Rrm4 and ubi1 mRNA are part of directed mRNPs in vivo. Filaments of SB1ubi1_B/rrm4R 20 h (left) and 12 h (right) after induction. Inverted frames are taken from time-lapse video recorded with excitation filters on a spinning wheel. Black and white arrowheads indicate Rrm4R- and ubi1_B mRNA-containing (λNG³-labelled) particles, respectively. Elapsed time in seconds is given on the right. Exposure times were 225 ms (left) and 300 ms (right). Switching excitation filters from red to green fluorescence was faster than the reciprocal switch because of the experimental setup (see Materials and methods; size bars, 10 μm).

Figure 6

Rrm4 is required for the formation of directed ubi1_B mRNA particles. (A) Filament of SB1ubi1_B/rrm4Δ. Inverted frames are taken from Supplementary Video 5. Rectangles indicate regions that are magnified below.
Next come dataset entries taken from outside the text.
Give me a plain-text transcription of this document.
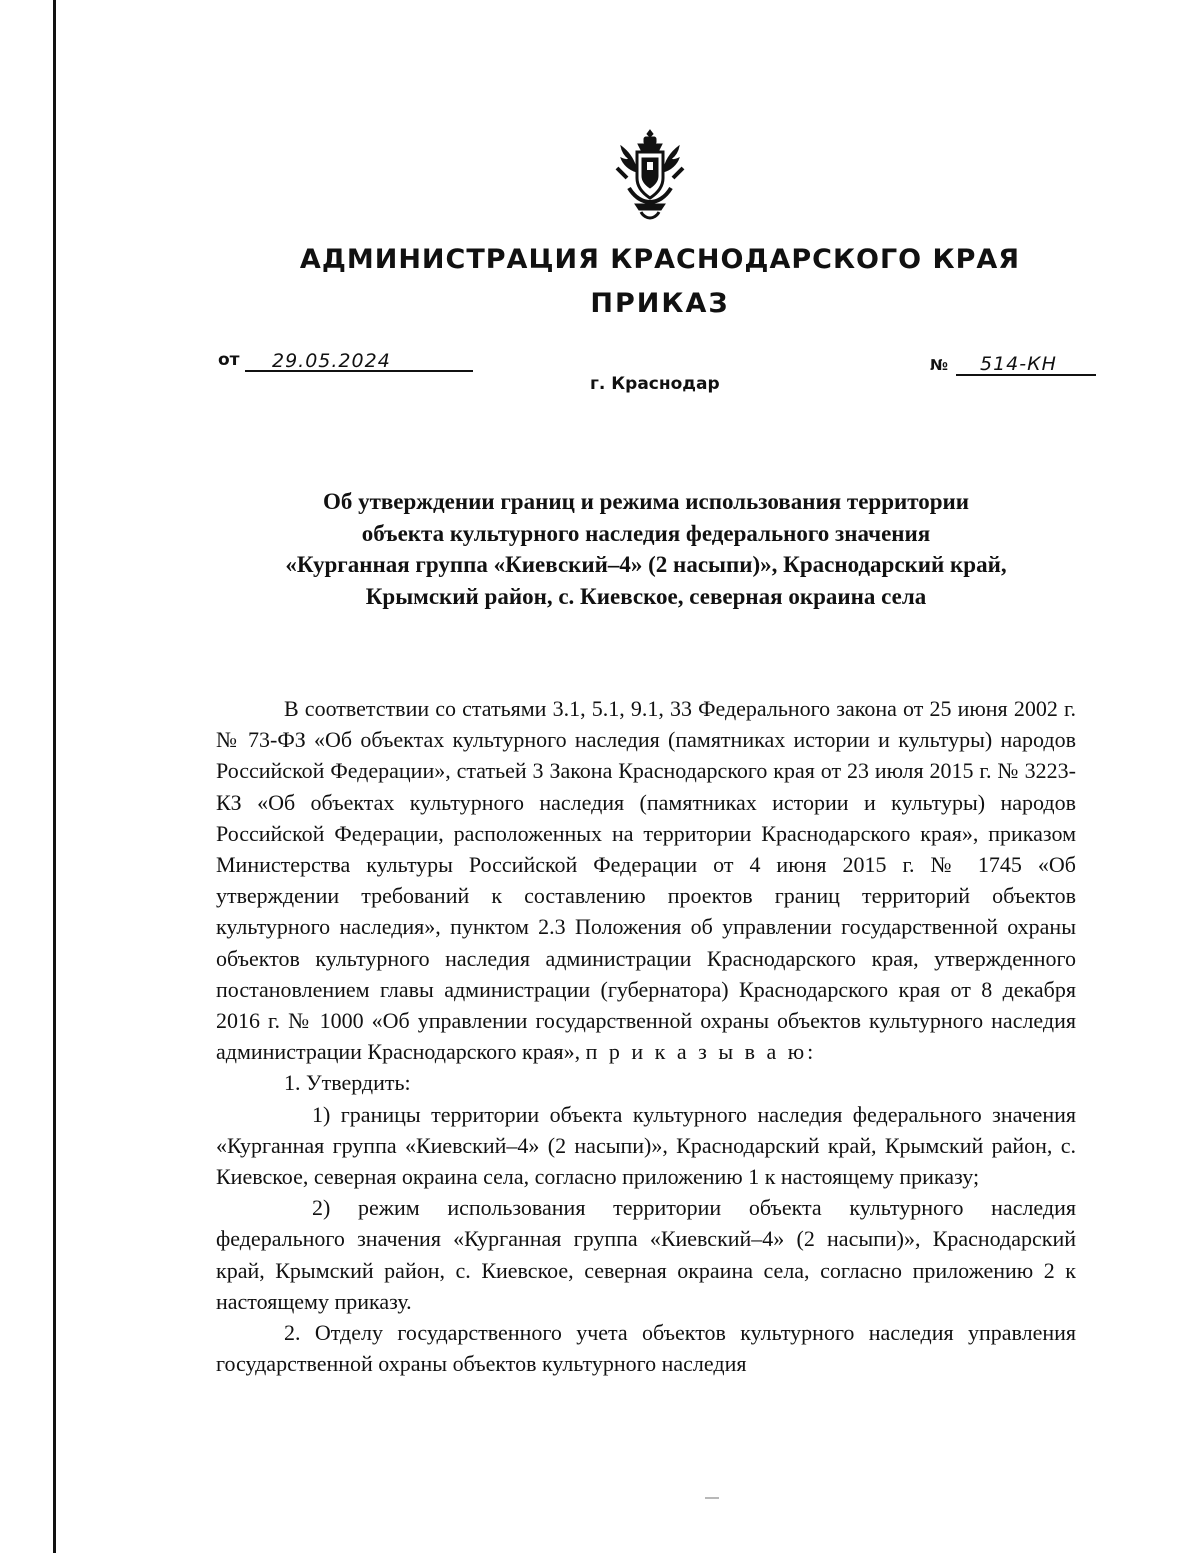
АДМИНИСТРАЦИЯ КРАСНОДАРСКОГО КРАЯ
ПРИКАЗ
от 29.05.2024
г. Краснодар
№ 514-КН
Об утверждении границ и режима использования территории
объекта культурного наследия федерального значения
«Курганная группа «Киевский–4» (2 насыпи)», Краснодарский край,
Крымский район, с. Киевское, северная окраина села

В соответствии со статьями 3.1, 5.1, 9.1, 33 Федерального закона от 25 июня 2002 г. № 73-ФЗ «Об объектах культурного наследия (памятниках истории и культуры) народов Российской Федерации», статьей 3 Закона Краснодарского края от 23 июля 2015 г. № 3223-КЗ «Об объектах культурного наследия (памятниках истории и культуры) народов Российской Федерации, расположенных на территории Краснодарского края», приказом Министерства культуры Российской Федерации от 4 июня 2015 г. № 1745 «Об утверждении требований к составлению проектов границ территорий объектов культурного наследия», пунктом 2.3 Положения об управлении государственной охраны объектов культурного наследия администрации Краснодарского края, утвержденного постановлением главы администрации (губернатора) Краснодарского края от 8 декабря 2016 г. № 1000 «Об управлении государственной охраны объектов культурного наследия администрации Краснодарского края», п р и к а з ы в а ю:

1. Утвердить:

1) границы территории объекта культурного наследия федерального значения «Курганная группа «Киевский–4» (2 насыпи)», Краснодарский край, Крымский район, с. Киевское, северная окраина села, согласно приложению 1 к настоящему приказу;

2) режим использования территории объекта культурного наследия федерального значения «Курганная группа «Киевский–4» (2 насыпи)», Краснодарский край, Крымский район, с. Киевское, северная окраина села, согласно приложению 2 к настоящему приказу.

2. Отделу государственного учета объектов культурного наследия управления государственной охраны объектов культурного наследия
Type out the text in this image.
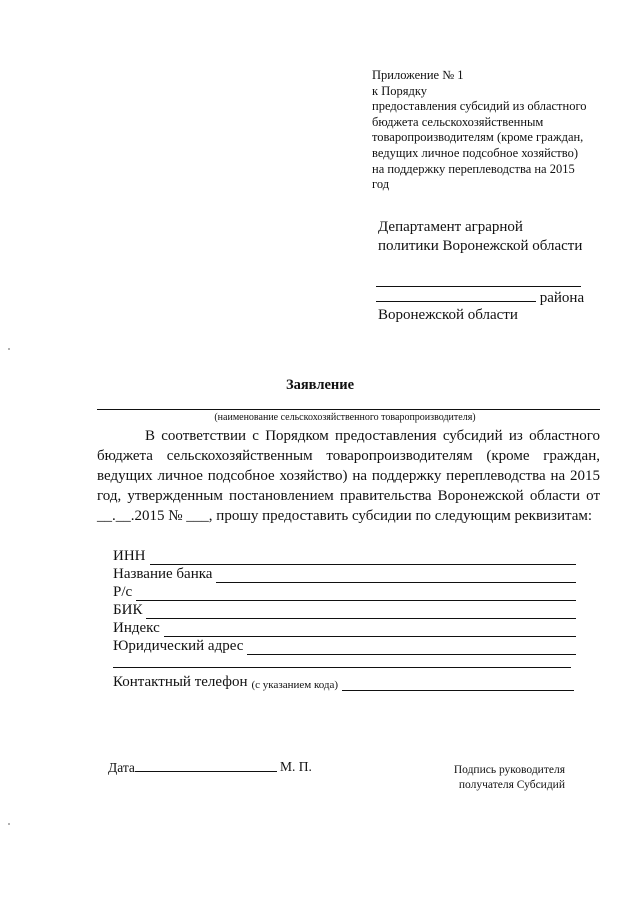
Приложение № 1
к Порядку
предоставления субсидий из областного
бюджета сельскохозяйственным
товаропроизводителям (кроме граждан,
ведущих личное подсобное хозяйство)
на поддержку переплеводства на 2015
год
Департамент аграрной
политики Воронежской области
района
Воронежской области
Заявление
(наименование сельскохозяйственного товаропроизводителя)
В соответствии с Порядком предоставления субсидий из областного бюджета сельскохозяйственным товаропроизводителям (кроме граждан, ведущих личное подсобное хозяйство) на поддержку переплеводства на 2015 год, утвержденным постановлением правительства Воронежской области от __.__.2015 № ___, прошу предоставить субсидии по следующим реквизитам:
ИНН
Название банка
Р/с
БИК
Индекс
Юридический адрес
Контактный телефон (с указанием кода)
Дата	М. П.	Подпись руководителя
получателя Субсидий
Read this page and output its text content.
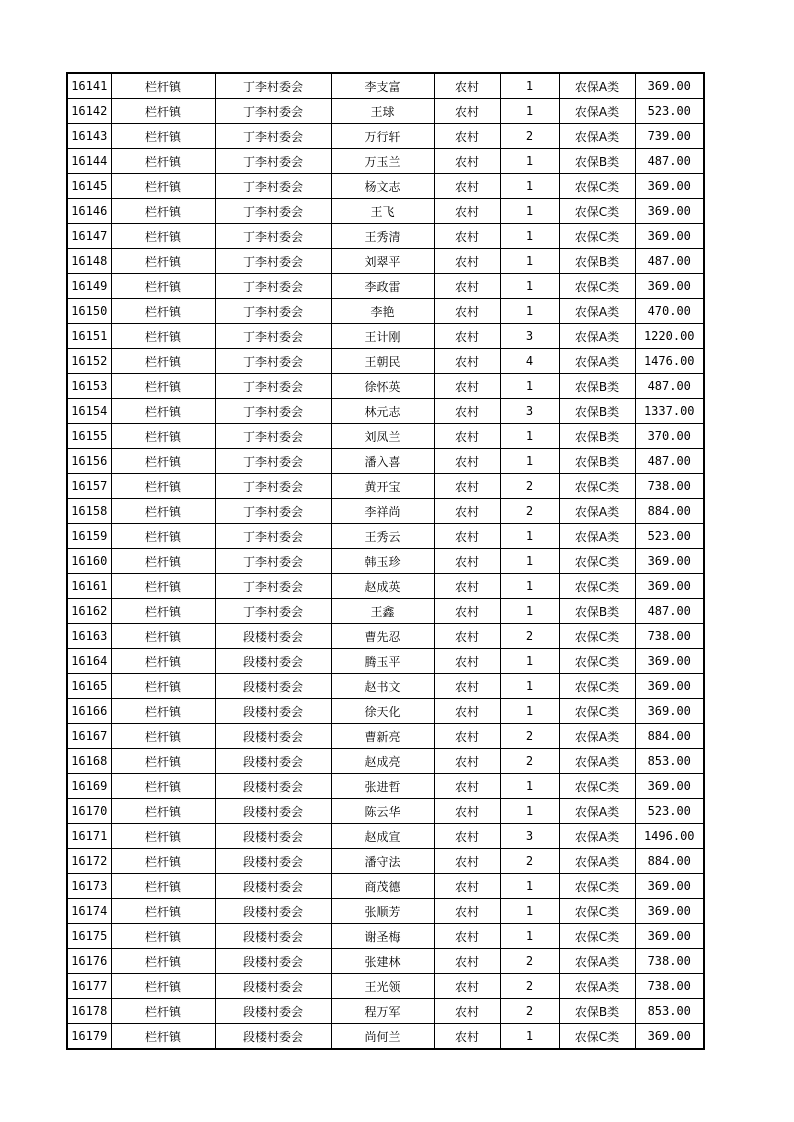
16141	栏杆镇	丁李村委会	李支富	农村	1	农保A类	369.00
16142	栏杆镇	丁李村委会	王球	农村	1	农保A类	523.00
16143	栏杆镇	丁李村委会	万行轩	农村	2	农保A类	739.00
16144	栏杆镇	丁李村委会	万玉兰	农村	1	农保B类	487.00
16145	栏杆镇	丁李村委会	杨文志	农村	1	农保C类	369.00
16146	栏杆镇	丁李村委会	王飞	农村	1	农保C类	369.00
16147	栏杆镇	丁李村委会	王秀清	农村	1	农保C类	369.00
16148	栏杆镇	丁李村委会	刘翠平	农村	1	农保B类	487.00
16149	栏杆镇	丁李村委会	李政雷	农村	1	农保C类	369.00
16150	栏杆镇	丁李村委会	李艳	农村	1	农保A类	470.00
16151	栏杆镇	丁李村委会	王计刚	农村	3	农保A类	1220.00
16152	栏杆镇	丁李村委会	王朝民	农村	4	农保A类	1476.00
16153	栏杆镇	丁李村委会	徐怀英	农村	1	农保B类	487.00
16154	栏杆镇	丁李村委会	林元志	农村	3	农保B类	1337.00
16155	栏杆镇	丁李村委会	刘凤兰	农村	1	农保B类	370.00
16156	栏杆镇	丁李村委会	潘入喜	农村	1	农保B类	487.00
16157	栏杆镇	丁李村委会	黄开宝	农村	2	农保C类	738.00
16158	栏杆镇	丁李村委会	李祥尚	农村	2	农保A类	884.00
16159	栏杆镇	丁李村委会	王秀云	农村	1	农保A类	523.00
16160	栏杆镇	丁李村委会	韩玉珍	农村	1	农保C类	369.00
16161	栏杆镇	丁李村委会	赵成英	农村	1	农保C类	369.00
16162	栏杆镇	丁李村委会	王鑫	农村	1	农保B类	487.00
16163	栏杆镇	段楼村委会	曹先忍	农村	2	农保C类	738.00
16164	栏杆镇	段楼村委会	腾玉平	农村	1	农保C类	369.00
16165	栏杆镇	段楼村委会	赵书文	农村	1	农保C类	369.00
16166	栏杆镇	段楼村委会	徐天化	农村	1	农保C类	369.00
16167	栏杆镇	段楼村委会	曹新亮	农村	2	农保A类	884.00
16168	栏杆镇	段楼村委会	赵成亮	农村	2	农保A类	853.00
16169	栏杆镇	段楼村委会	张进哲	农村	1	农保C类	369.00
16170	栏杆镇	段楼村委会	陈云华	农村	1	农保A类	523.00
16171	栏杆镇	段楼村委会	赵成宣	农村	3	农保A类	1496.00
16172	栏杆镇	段楼村委会	潘守法	农村	2	农保A类	884.00
16173	栏杆镇	段楼村委会	商茂德	农村	1	农保C类	369.00
16174	栏杆镇	段楼村委会	张顺芳	农村	1	农保C类	369.00
16175	栏杆镇	段楼村委会	谢圣梅	农村	1	农保C类	369.00
16176	栏杆镇	段楼村委会	张建林	农村	2	农保A类	738.00
16177	栏杆镇	段楼村委会	王光领	农村	2	农保A类	738.00
16178	栏杆镇	段楼村委会	程万军	农村	2	农保B类	853.00
16179	栏杆镇	段楼村委会	尚何兰	农村	1	农保C类	369.00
Arrows show a static particle (left) and open arrowheads point towards a stochastically moving particle (right). No directed particles are detectable. Elapsed time is given on the right (upper and lower size bars, 10 and 2 μm, respectively). (B) Filament of SB1ubi1_B/rrm4^ΔRRMR. Frames are taken from Supplementary Video 6 (upper part, labelling as in A). Rrm4^ΔRRMR-containing particles that are moving bidirectionally along microtubules are indicted by white arrowheads (note that no directed ubi_B mRNA-containing particles are detectable, see Supplementary Video 6, lower part).